METHODS: A total of 40 patients with multiple myeloma who had received either 1 or 2 previous treatment regimens were treated with bortezomib at a dose of 1.6 mg/m(2) intravenously for 4 consecutive weeks, followed by 1 week without treatment. Responses were measured using International Myeloma Working Group criteria.
RESULTS: Twenty-two patients (55%; 95% confidence interval, 40%-70%) achieved objective responses to treatment, with a median response duration of 16 months. The median progression-free survival for all patients was 9.6 months, with a 1-year progression-free survival rate of 39%. The 1-year and 2-year overall survival rates were 75% and 51%, respectively. Weekly bortezomib was generally well tolerated; grade 3/4 (using the National Cancer Institute Common Toxicity Criteria [version 3.0]) neutropenia (13%), thrombocytopenia (20%), fatigue (15%), diarrhea (13%), and neuropathy (10%) were experienced by a minority of patients.

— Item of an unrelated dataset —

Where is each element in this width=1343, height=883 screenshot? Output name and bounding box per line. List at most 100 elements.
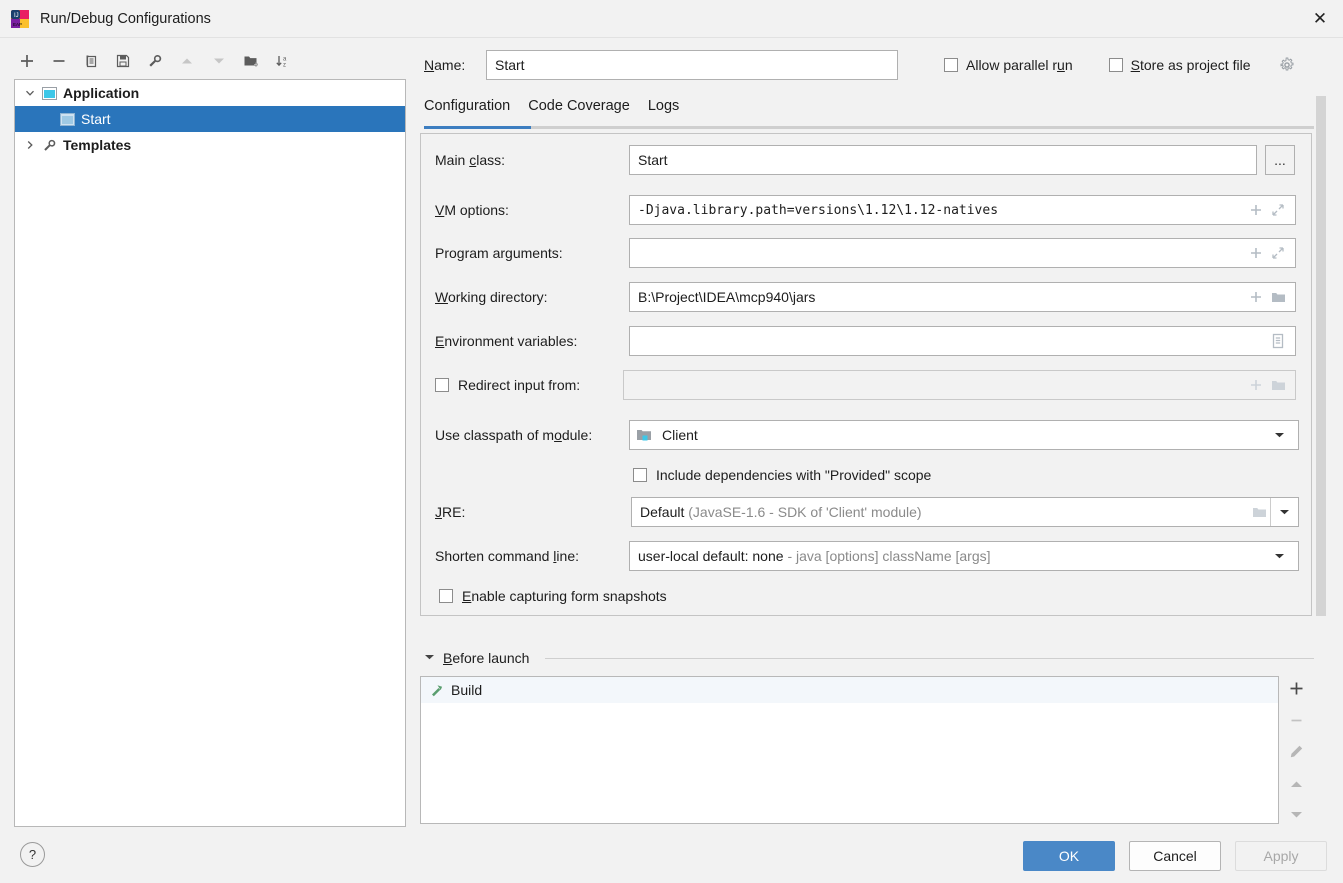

CONCLUSIONS: In the current study, a schedule of weekly bortezomib was found to be effective and well tolerated in patients with previously treated multiple myeloma. Although the response rate and duration appear comparable to those achieved with twice-weekly bortezomib, the relative efficacy of these 2 schedules cannot be determined definitively on the basis of this phase 2 study. A weekly schedule of bortezomib is a reasonable option for patients who have logistic difficulties receiving a twice-weekly schedule, and is an attractive schedule for incorporation into combination regimens.